One in 10 hospital admissions for infectious diseases, including pneumonia, meningococcal disease and tuberculosis, were the result of overcrowded housing. Photo / Thinkstock
One in 10 hospital admissions for infectious diseases, including pneumonia, meningococcal disease and tuberculosis, were the result of overcrowded housing. Photo / Thinkstock

Cold and damp conditions are adding to health problems faced by residents of overcrowded homes, an Auckland budgeting adviser says.

An Otago University study released today shows one in 10 hospital admissions for infectious diseases, including pneumonia, meningococcal disease and tuberculosis, were the result of overcrowded housing.

Darryl Evans, the head of Mangere Budgeting Services, says health problems included other respiratory illnesses.

He said said he had nine cases this year in which he'd helped clients move out of garages or overcrowded housing into better state houses or private rentals.

"In almost every case somebody in the household, whether it's the children or the adults is suffering from really bad chest infections," he said.

"Overcrowding has been a major issue for people - we are consistently seeing children present with respiratory infections, chest infections and asthma.

He said the quality of the housing was also to blame - cold and damp housing was leading to respiratory illnesses.

Mr Evans had helped a family of eight move out of a single room in a lodge in the last month.

He said there were 53 empty state houses in Mangere and 17 families he knew of in overcrowded housing and looking for a state house.

Mr Evans said more state houses needed to be built that were fully insulated and had a building warrant of fitness.

The Otago University study found children and Maori and Pacific people were particularly affected.

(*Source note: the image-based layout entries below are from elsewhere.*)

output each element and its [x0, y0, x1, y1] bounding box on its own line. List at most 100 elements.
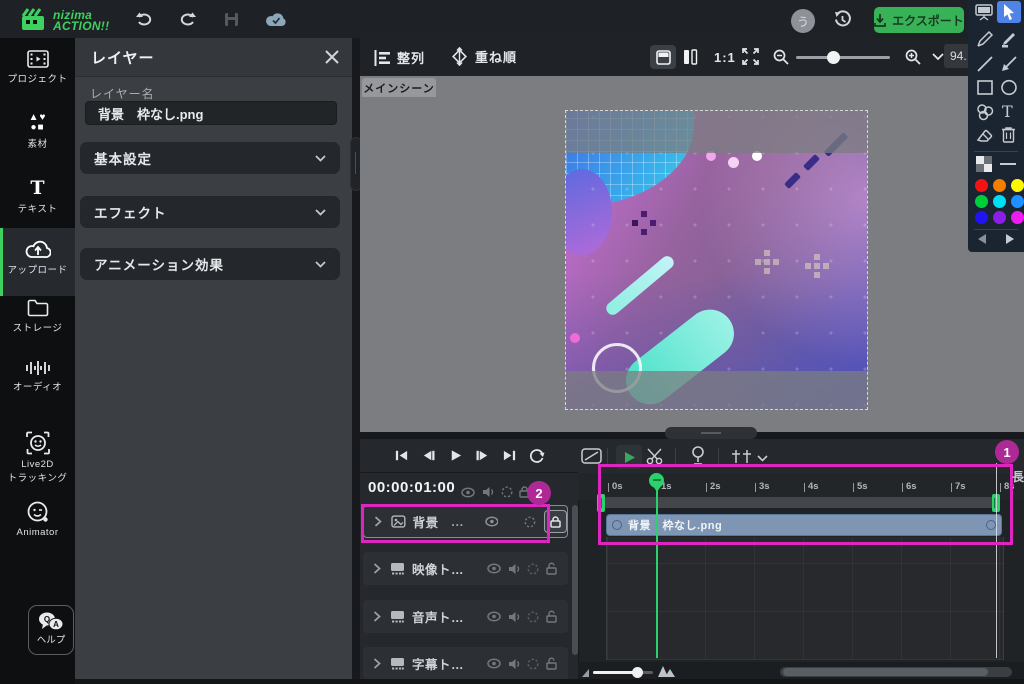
keyframe-pin-button[interactable] — [691, 446, 705, 466]
text-annotation-tool[interactable]: T — [1002, 102, 1013, 121]
palette-prev-button[interactable] — [978, 234, 986, 244]
keyframe-toggle-icon[interactable] — [527, 611, 539, 623]
timecode-display: 00:00:01:00 — [368, 479, 455, 496]
sidebar-item-audio[interactable]: オーディオ — [0, 360, 75, 393]
loop-button[interactable] — [529, 448, 545, 464]
master-keyframe-icon[interactable] — [501, 486, 513, 498]
color-swatch-yellow[interactable] — [1011, 179, 1024, 192]
history-button[interactable] — [831, 9, 853, 29]
track-row-audio[interactable]: 音声ト… — [363, 600, 568, 633]
stroke-width-tool[interactable] — [1000, 163, 1016, 165]
zoom-in-button[interactable] — [905, 49, 921, 65]
rectangle-tool[interactable] — [976, 79, 994, 96]
lock-open-icon[interactable] — [546, 562, 558, 575]
color-swatch-orange[interactable] — [993, 179, 1006, 192]
ellipse-tool[interactable] — [1000, 79, 1018, 96]
color-swatch-magenta[interactable] — [1011, 211, 1024, 224]
master-visibility-icon[interactable] — [461, 487, 475, 498]
user-avatar[interactable]: う — [791, 9, 815, 33]
split-vertical-button[interactable] — [682, 49, 698, 65]
layer-name-input[interactable] — [85, 101, 337, 125]
transparent-color-swatch[interactable] — [976, 156, 992, 172]
stamp-tool[interactable] — [976, 103, 994, 121]
sidebar-label-text: テキスト — [0, 201, 75, 215]
section-effects[interactable]: エフェクト — [80, 196, 340, 228]
layers-close-button[interactable] — [322, 47, 342, 67]
eraser-tool[interactable] — [976, 127, 994, 143]
select-tool-active[interactable] — [997, 1, 1021, 23]
audio-mute-icon[interactable] — [508, 563, 521, 575]
palette-next-button[interactable] — [1006, 234, 1014, 244]
jump-start-button[interactable] — [394, 448, 409, 463]
section-basic-settings[interactable]: 基本設定 — [80, 142, 340, 174]
color-swatch-violet[interactable] — [993, 211, 1006, 224]
sidebar-item-live2d-tracking[interactable]: Live2D トラッキング — [0, 430, 75, 484]
timeline-zoom-thumb[interactable] — [632, 667, 643, 678]
timeline-grid[interactable] — [606, 537, 1004, 660]
sidebar-item-assets[interactable]: ▲♥●■ 素材 — [0, 113, 75, 150]
color-swatch-cyan[interactable] — [993, 195, 1006, 208]
cut-button[interactable] — [646, 448, 665, 465]
align-button[interactable]: 整列 — [374, 48, 425, 67]
cloud-sync-button[interactable] — [264, 9, 288, 29]
split-horizontal-button[interactable] — [650, 45, 676, 69]
step-back-button[interactable] — [421, 448, 436, 463]
play-button[interactable] — [448, 448, 463, 463]
audio-mute-icon[interactable] — [508, 611, 521, 623]
fit-screen-button[interactable] — [742, 48, 759, 65]
snap-grid-button[interactable] — [731, 449, 753, 464]
audio-mute-icon[interactable] — [508, 658, 521, 670]
chevron-right-icon[interactable] — [373, 611, 381, 622]
sidebar-item-upload[interactable]: アップロード — [0, 238, 75, 276]
sidebar-item-storage[interactable]: ストレージ — [0, 298, 75, 334]
help-button[interactable]: Q A ヘルプ — [28, 605, 74, 655]
undo-button[interactable] — [133, 10, 155, 28]
zoom-out-button[interactable] — [773, 49, 789, 65]
zoom-preset-dropdown[interactable] — [932, 53, 944, 61]
chevron-right-icon[interactable] — [373, 658, 381, 669]
color-swatch-red[interactable] — [975, 179, 988, 192]
shapes-icon: ▲♥●■ — [0, 113, 75, 133]
jump-end-button[interactable] — [502, 448, 517, 463]
export-button[interactable]: エクスポート — [874, 7, 964, 33]
trash-tool[interactable] — [1001, 126, 1016, 143]
canvas-artwork[interactable] — [565, 110, 868, 410]
ratio-button[interactable]: 1:1 — [714, 50, 736, 65]
visibility-icon[interactable] — [487, 611, 501, 622]
save-button[interactable] — [221, 10, 241, 28]
track-row-video[interactable]: 映像ト… — [363, 552, 568, 585]
zoom-slider-thumb[interactable] — [827, 51, 840, 64]
zoom-slider[interactable] — [796, 56, 890, 59]
redo-button[interactable] — [177, 10, 199, 28]
color-swatch-azure[interactable] — [1011, 195, 1024, 208]
sidebar-item-animator[interactable]: Animator — [0, 500, 75, 538]
section-animation-effects[interactable]: アニメーション効果 — [80, 248, 340, 280]
line-tool[interactable] — [976, 55, 994, 73]
keyframe-toggle-icon[interactable] — [527, 658, 539, 670]
lock-open-icon[interactable] — [546, 610, 558, 623]
stack-order-button[interactable]: 重ね順 — [450, 47, 517, 66]
timeline-resize-handle[interactable] — [665, 427, 757, 439]
marker-tool[interactable] — [1000, 30, 1018, 48]
lock-open-icon[interactable] — [546, 657, 558, 670]
timeline-zoom-out-button[interactable] — [582, 669, 590, 677]
color-swatch-blue[interactable] — [975, 211, 988, 224]
step-forward-button[interactable] — [475, 448, 490, 463]
track-row-subtitle[interactable]: 字幕ト… — [363, 647, 568, 680]
pencil-tool[interactable] — [976, 30, 994, 48]
sidebar-item-text[interactable]: T テキスト — [0, 178, 75, 215]
timeline-hscrollbar-thumb[interactable] — [783, 668, 988, 676]
snap-dropdown[interactable] — [757, 455, 768, 462]
master-audio-icon[interactable] — [482, 486, 495, 498]
sidebar-item-project[interactable]: プロジェクト — [0, 50, 75, 85]
visibility-icon[interactable] — [487, 563, 501, 574]
arrow-tool[interactable] — [1000, 55, 1018, 73]
tab-main-scene[interactable]: メインシーン — [362, 78, 436, 97]
chevron-right-icon[interactable] — [373, 563, 381, 574]
color-swatch-green[interactable] — [975, 195, 988, 208]
keyframe-toggle-icon[interactable] — [527, 563, 539, 575]
fade-curve-button[interactable] — [581, 448, 602, 464]
visibility-icon[interactable] — [487, 658, 501, 669]
timeline-zoom-in-button[interactable] — [658, 666, 676, 677]
whiteboard-tool[interactable] — [974, 3, 994, 21]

Lead researcher Professor Michael Baker said the findings highlighted the urgent need to address New Zealand's severe shortage of affordable housing.

The study showed crowding was an important risk factor for nine major types of disease, and estimated to cause more than 1300 hospital admissions a year, including some deaths.

"Most of the diseases in the study have especially high rates in children," Mr Baker said.

"Children are more susceptible to meningococcal disease, gastroenteritis, pneumonia and most other infectious diseases, and our analysis shows that their risk is strongly associated with exposure to household crowding."

He said the study also showed stark health inequalities between ethnic groups.

For Europeans, exposure to household crowding is estimated to cause 5 per cent of hospital admissions. For Asian peoples, the figure is 13 per cent, Maori 17 per cent, and Pacific 25 per cent.

"Fundamentally what it reveals is a very real and urgent need to lower household crowding as a first step to reducing these serious diseases among our most vulnerable populations," Mr Baker said.

He said Housing New Zealand programmes focused on overcrowding in Auckland, Northland and Wellington were having a positive effect.

But more needed to be done to address the severe shortage of affordable housing.

"New Zealand needs a large-scale programme to construct thousands of additional social and affordable houses if it wants to reduce household crowding and prevent many cases of serious infectious disease."